Monday, September 15, 2008

You’ll cry like a 2 year old girl now. (06.22.08)

I would like to think I’m laid-back person for the most part, unless someone pisses me off. It’s not to say that I can’t be vicious if someone (my child) keeps messing with me. And don’t you DARE try to fling an object in my general direction, much less my head, or life as you know it…will be finished.

Yesterday afternoon me and the family were at church for our night of District Youth. Easy enough. Had a good time. We went to go pick up Cookie at my aunt’s house. CoolTeen had already mentioned he’d like to spend the night with Sharon. I told him he should come home since he had football practice at the butt-crack of dawn the following morning. He stood out in her front yard glaring at me, daring me to make him get in the car. Then he stomped over to my Grandma (his great-grandma), came back out and said “She said I could stay.” Didn’t matter to me. I’ve never heard her say no to anyone, so I told him to get his butt in the car, and we’d go down to meet Sharon at the store to get Cookie.

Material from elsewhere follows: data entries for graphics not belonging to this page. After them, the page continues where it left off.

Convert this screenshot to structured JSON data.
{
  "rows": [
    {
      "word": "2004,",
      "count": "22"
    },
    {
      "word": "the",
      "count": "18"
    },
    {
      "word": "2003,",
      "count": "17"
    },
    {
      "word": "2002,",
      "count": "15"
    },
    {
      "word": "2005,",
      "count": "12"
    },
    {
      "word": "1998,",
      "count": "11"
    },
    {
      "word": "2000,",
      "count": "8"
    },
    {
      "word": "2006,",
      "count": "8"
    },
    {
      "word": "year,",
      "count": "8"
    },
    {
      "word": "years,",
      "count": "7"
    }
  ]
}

He FINALLY got in, slammed the door, and began wailing like a 2 year old girl. I couldn’t do his “performance” justice with descriptive words, so I made a one-act play instead….titled “CoolTeen’s Song”.

I even laughed after it was over, just because he was being so stupid. I then made the comment about how I would’ve LOVED to have a video camera so I could record him, and then show it to all the kids at church, school, etc.

Then things got ugly.I’ll be damned if CoolTeen didn’t just pick up a random toy and throw it forwards, and smack me in the back of the head with it. Did it hurt? Nope. Was I pissed? Like you don’t even know. I was going all of 10 miles per hour when I whipped over to the side of the road, jerked open the back door, and proceeded to frog CoolTeen with the fist of fury. Mature of me? Oh sure it was. Let him hit you in the back of the head with something.Then I proceeded to tell him that when we made it home, he was going to get a butt-whooping like NO other. He told me he’d run. I told him I’d be waiting when he got tired.

I gave him 2 choices, being the excellent mother that I am. He could either go to his room and wait for me, and I’d give him 10 licks quickly; OR, he could run, and when he finally got back home, I’d still give him 10 licks…but very slowly, as hard as possible, and with a minute break between each one.

Do you know what he had the BALLS to ask me on the way home? If we could stop at Sonic? What? Were you just in the car five minutes ago when the deed went down, sucka? The smartest thing he did last night was go straight to his room.